Le Conseil des ministres de dimanche dernier a adopté entre autres points majeurs soumis à l’ordre du jour, le projet de décret portant nouvelle réglementation des marchés publics. L’ancien codes marchés remonte à juillet 2002. Il a été amendé et complétée par un décret en septembre 2003 et a fait, en octobre 2008, d’une révision partielle consacrée par le décret 08-338 du 26 octobre 2008.

Il était bien temps que la législation inhérente à la passation des marchés publics s’adapte aux nouveaux rythmes de l’économie algérienne et réponde aux exigences d’ouverture de l’appareil économique aussi bien dans la partie ‘’travaux’’ que des les chapitres relatifs aux fournitures et aux études.

La célérité que réclame la nouvelle étape de développement su pays est justement la distinction qu’il y a lieu de faire entre ces trois catégories. Le nouveau décret présidentiel leurs prévoit trois commissions distinctes pour l’évaluation des soumissions, alors que jusqu’ici une seule commission national des marchés s’occupe de l’évaluation des offres relatives aux travaux, aux fournitures et aux études.

Depuis le lancement des grands projets d’infrastructures et équipements publics inscrits dans le cadre des plan d’investissements quinquennaux, tous les intervenants dans la chaîne de passation des marchés publics- à savoir l’administration maître de l’ouvrage, les partenaires du maître de l’ouvrage (soumissionnaires pour travaux, fournitures ou études), les bureaux d’études chargés du suivi,…- n’ont pas manqué de se plaindre d’une législation dépassée par les événements et qui leur cause moult tracasseries aussi bien dans la manière d’évaluer les offres, et de sécuriser les contrats établis que dans la manière d’éviter les soupçons de subjectivité et surtout de corruption qui pèsent généralement sur ce genre de procédures.

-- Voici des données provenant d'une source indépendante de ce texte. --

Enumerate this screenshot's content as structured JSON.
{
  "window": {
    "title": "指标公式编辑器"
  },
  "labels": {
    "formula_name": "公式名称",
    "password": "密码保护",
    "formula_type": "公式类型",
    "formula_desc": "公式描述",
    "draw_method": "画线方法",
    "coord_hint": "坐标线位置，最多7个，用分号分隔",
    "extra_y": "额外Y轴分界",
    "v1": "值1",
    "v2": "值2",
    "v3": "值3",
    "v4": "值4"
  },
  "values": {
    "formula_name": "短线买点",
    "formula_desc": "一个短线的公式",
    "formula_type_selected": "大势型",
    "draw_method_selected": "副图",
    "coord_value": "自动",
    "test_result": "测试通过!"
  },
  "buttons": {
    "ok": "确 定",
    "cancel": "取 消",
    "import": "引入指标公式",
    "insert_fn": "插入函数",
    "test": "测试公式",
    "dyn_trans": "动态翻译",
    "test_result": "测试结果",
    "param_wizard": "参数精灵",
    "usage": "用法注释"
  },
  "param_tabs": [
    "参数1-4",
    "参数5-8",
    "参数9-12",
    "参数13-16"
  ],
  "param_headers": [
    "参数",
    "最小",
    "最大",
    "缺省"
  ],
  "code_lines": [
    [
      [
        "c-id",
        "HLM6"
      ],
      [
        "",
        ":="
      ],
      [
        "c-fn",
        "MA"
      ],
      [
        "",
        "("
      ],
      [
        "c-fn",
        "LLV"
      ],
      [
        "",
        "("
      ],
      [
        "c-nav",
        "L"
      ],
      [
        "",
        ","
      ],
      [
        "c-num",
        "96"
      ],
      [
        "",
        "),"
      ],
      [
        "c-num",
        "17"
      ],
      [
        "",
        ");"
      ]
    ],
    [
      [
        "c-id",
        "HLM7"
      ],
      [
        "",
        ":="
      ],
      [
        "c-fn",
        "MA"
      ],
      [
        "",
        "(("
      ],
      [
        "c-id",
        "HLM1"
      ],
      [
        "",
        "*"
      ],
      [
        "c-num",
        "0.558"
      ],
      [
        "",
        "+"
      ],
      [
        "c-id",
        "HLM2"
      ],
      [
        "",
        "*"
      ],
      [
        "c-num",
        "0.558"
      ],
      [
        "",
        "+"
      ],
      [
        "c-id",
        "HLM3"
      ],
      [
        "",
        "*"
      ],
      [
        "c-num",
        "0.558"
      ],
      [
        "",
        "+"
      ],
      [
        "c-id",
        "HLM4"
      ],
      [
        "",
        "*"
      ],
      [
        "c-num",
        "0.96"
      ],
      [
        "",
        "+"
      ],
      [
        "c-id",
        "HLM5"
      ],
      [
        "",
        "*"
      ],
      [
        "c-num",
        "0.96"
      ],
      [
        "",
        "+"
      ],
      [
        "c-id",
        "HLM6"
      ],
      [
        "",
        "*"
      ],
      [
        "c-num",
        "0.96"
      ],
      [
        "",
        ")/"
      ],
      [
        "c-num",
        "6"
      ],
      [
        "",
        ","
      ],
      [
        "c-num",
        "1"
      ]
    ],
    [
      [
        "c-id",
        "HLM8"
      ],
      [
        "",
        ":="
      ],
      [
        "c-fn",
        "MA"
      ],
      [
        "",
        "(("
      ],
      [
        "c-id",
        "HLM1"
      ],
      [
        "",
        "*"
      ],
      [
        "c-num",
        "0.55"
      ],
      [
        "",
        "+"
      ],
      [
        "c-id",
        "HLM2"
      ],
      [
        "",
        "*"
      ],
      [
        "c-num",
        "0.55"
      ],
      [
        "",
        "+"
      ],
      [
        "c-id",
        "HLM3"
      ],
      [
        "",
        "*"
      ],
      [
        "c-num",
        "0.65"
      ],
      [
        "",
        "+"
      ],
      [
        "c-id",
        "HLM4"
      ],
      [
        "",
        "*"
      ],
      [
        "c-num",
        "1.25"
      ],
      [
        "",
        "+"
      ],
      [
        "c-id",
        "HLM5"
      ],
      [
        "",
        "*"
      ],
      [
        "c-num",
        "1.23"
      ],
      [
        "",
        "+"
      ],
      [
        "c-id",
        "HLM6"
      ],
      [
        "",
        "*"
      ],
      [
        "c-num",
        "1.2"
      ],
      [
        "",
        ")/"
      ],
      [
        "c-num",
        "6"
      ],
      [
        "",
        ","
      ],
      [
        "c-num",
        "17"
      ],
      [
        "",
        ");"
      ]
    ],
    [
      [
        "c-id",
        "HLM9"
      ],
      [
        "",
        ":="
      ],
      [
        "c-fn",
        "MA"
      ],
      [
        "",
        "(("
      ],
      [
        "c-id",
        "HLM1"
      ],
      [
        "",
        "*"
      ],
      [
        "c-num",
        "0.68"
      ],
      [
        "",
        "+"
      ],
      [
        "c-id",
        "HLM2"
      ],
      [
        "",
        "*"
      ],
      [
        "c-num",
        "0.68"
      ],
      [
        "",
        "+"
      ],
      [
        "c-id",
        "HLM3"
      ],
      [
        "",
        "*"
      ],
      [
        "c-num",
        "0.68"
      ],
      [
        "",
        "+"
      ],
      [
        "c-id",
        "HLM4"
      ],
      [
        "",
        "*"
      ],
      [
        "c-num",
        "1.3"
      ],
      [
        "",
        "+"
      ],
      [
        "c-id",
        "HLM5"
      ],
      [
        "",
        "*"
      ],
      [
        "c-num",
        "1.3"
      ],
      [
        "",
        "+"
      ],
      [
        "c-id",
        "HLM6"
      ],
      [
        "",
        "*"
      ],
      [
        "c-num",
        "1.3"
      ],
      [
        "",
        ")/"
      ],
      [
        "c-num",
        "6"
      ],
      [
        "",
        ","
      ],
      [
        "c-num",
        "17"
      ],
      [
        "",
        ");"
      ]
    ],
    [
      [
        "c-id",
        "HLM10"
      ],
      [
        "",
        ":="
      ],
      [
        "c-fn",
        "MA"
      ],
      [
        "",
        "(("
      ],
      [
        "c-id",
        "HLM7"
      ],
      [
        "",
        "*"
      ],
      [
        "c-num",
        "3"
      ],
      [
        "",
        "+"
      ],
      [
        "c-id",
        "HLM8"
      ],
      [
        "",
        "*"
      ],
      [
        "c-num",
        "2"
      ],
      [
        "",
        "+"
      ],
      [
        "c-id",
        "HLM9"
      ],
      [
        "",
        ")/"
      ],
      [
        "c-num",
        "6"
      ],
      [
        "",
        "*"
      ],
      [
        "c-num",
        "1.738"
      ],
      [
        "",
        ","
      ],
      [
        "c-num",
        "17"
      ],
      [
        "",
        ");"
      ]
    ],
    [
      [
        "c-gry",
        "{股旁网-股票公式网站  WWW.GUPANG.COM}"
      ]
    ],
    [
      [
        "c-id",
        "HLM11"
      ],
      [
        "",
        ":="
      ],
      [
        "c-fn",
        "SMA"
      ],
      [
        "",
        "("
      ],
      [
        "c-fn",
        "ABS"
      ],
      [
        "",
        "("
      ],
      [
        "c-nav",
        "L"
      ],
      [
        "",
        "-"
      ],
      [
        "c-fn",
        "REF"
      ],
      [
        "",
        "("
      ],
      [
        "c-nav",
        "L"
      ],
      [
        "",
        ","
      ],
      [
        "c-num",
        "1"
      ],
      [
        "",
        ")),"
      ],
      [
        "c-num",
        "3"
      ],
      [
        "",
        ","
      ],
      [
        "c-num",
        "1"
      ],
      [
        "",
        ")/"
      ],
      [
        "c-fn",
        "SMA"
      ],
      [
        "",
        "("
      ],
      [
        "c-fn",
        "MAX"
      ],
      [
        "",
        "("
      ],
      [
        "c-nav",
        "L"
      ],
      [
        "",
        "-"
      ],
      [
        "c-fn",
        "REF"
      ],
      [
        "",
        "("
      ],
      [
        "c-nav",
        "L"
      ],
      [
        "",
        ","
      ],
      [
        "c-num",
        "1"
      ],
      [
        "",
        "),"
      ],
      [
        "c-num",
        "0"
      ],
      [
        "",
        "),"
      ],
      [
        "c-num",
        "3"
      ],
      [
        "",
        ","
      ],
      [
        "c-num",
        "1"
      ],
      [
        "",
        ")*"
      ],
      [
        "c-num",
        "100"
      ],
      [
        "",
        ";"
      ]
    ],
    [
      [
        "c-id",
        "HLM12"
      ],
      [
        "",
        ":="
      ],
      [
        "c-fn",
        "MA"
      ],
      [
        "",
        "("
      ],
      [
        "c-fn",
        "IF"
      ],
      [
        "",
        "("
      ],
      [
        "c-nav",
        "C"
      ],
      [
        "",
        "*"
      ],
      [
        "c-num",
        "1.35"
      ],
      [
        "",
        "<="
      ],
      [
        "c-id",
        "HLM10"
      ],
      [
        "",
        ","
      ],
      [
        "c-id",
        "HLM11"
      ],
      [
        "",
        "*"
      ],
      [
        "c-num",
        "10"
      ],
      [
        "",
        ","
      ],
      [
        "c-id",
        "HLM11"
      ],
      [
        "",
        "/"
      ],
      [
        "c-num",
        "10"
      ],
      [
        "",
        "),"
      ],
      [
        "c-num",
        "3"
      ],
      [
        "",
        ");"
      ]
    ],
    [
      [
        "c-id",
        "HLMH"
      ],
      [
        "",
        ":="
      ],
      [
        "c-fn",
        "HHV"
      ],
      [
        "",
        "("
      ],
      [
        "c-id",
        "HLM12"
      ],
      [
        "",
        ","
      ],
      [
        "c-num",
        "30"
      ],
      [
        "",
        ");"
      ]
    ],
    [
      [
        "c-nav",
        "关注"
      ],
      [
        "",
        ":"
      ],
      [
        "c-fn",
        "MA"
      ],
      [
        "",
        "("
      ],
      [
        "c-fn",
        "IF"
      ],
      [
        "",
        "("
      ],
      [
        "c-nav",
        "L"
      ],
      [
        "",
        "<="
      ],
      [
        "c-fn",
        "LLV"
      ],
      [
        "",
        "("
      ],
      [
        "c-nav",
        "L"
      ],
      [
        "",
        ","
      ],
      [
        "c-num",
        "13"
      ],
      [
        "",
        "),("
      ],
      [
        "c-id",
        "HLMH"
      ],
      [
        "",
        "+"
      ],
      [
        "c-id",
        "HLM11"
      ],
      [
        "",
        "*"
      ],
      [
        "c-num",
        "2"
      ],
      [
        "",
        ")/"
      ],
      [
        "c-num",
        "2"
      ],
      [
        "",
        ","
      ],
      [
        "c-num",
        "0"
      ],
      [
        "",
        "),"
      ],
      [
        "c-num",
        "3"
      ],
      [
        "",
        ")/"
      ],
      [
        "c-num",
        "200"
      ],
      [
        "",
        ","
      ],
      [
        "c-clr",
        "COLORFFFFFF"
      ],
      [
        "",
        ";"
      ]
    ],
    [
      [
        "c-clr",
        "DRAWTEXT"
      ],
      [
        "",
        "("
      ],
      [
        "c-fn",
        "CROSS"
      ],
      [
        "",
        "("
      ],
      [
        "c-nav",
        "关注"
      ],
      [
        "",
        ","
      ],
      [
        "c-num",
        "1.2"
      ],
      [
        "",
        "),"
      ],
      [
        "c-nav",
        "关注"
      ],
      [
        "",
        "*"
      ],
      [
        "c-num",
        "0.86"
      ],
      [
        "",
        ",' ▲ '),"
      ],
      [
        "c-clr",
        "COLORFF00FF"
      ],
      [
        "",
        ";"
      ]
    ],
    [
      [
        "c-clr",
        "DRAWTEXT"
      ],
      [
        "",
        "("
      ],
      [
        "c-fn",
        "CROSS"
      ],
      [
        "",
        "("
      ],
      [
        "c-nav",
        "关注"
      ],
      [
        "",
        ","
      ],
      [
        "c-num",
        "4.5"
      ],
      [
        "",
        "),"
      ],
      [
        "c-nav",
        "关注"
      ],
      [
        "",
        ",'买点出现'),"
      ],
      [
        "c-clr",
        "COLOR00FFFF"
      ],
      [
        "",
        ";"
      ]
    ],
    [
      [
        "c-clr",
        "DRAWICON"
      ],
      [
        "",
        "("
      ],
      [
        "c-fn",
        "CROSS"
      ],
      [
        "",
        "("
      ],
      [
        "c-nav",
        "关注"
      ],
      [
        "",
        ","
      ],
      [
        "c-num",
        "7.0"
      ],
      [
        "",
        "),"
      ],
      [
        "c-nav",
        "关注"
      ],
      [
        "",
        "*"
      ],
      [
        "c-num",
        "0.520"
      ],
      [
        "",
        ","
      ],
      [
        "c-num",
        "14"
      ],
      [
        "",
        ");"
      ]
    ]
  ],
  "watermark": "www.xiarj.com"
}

Depuis que certains scandales relatifs à la réalisation de certaines infrastructures publiques et à d’autres marchés de fournitures ont été portés sur la place publique, les gestionnaires maîtres de l’ouvrage montrent une circonspection quelque peu tatillonne qui obère la marche générale de la procédure. Il y a même des cas d’infructuosité ‘’préfabriquée’’ qui ont prévalu lorsque des enjeux fort délicats entourent une opération contractuelle.

En tout cas, l’ampleur des projets d’infrastructure lancés par le gouvernement- le nouveau plan de développement 2010-2014 draine une enveloppe financière de presque 300 milliards de dollars- a révélé au grand jour les limites de la législation algérienne en matière de réglementation des marchés publics. Le nombre de contrats proposés à l’approbation des commissions de wilaya des marchés ou, le cas échéant, à la commission nationale des marché sous tutelle des ministère des Finances, n’a jamais atteint les seuils qui sont aujourd’hui les siens. Ce sont tous les secteurs de la vie économique nationale qui ont été appelés à déposer sur les bureaux desdites commissions des centaines de cahiers de charges et de contrats de travaux ou fournitures. Tous les programmes initiés par le pouvoirs publics (PSSR, PCSC, Hauts Plateaux, Sud, PSD,…) ont généré des procédures de contractualisation assez lourdes et éreintantes pour les agents et cadres appelés à les traiter et en arbitrer les processus.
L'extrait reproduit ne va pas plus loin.